Give Enum a telephone number and it will provide you with an address, such as an IP address, to send the call to. In theory this would allow your PBX to send calls directly to a 3rd parties PBX without even previously having connected to them, using SIP.
Unfortunately, Enum is actually quite difficult to understand and there are a number of reasons you need to think through your use of Enum.
Enum is actually a means of mapping a telephone number (E.164 to be precise, +44 etc) to the internet addressing system. Ok, so I’ve probably lost you at this point, so here’s an example:
I want to call +442074401800
My PBX requests Enum details for +442074401800
Enum returns a series of complicated addresses for all the methods that this number can be contacted by. Methods could be SIP, email, IM or even PSTN.
In this example, I want to make a voice call. So I the PBX selects the SIP address: sip: email@example.com
The PBX can now make the call via SIP directly to the Voiceflex SIP Proxy.

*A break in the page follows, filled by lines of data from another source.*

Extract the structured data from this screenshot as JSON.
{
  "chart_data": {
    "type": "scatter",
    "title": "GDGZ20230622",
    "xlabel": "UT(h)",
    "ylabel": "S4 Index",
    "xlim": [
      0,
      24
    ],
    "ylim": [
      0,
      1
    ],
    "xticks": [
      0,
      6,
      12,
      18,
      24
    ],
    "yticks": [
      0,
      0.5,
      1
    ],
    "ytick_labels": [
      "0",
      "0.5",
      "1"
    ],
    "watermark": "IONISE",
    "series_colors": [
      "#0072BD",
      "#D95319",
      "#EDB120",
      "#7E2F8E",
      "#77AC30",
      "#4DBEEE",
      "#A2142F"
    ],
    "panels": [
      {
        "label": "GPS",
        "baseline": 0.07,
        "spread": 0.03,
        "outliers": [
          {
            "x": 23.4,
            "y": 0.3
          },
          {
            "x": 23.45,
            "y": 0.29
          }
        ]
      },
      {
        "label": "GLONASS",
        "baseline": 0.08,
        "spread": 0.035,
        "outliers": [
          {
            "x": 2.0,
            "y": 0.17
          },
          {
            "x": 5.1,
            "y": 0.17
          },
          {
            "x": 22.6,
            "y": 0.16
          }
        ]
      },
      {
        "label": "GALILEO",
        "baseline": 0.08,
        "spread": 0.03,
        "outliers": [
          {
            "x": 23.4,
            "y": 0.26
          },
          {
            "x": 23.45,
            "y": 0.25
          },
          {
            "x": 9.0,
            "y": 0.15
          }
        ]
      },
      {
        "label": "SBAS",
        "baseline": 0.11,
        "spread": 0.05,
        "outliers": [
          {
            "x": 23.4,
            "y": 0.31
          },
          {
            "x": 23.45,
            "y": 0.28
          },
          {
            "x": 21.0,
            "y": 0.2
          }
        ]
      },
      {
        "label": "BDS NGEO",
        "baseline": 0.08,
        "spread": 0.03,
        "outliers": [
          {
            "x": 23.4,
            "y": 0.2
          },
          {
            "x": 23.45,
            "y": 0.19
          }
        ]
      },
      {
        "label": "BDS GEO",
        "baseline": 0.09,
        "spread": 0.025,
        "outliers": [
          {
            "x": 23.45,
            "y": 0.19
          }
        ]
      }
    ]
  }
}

Enum has more uses than just for voice. If I wanted to send an email, but I only have the persons’ phone number then I could type the number into Outlook and Enum could be used to look up the email address for me. Confusing, well just think that a telephone number will know all the ways you can be contacted. The client (voice, email, Instant Messenger) decides which connection method to use.
What’s been described so far is probably misleading to what Enum is really going to be used for in the next few years. The largest uptake is likely to be the service providers, who can use Enum to save money by directly routing calls via IP to users. Although, the speed of this uptake isn’t clear. There have been numerous successful test runs of Enum, some with tens of thousands of numbers and users.
The overall Enum space and strategy is far from clear, even with the recent UK announcements. Public v Private, underlying systems, architecture and ownership of the data are big issues which need to be worked through. Then we get to the business model, which is probably the biggest issue. Will this information be free? Or will there be a subscription costs or transaction fees? Whatever happens, the first signs of the death of SS7 are on the horizon and the start of real convergence.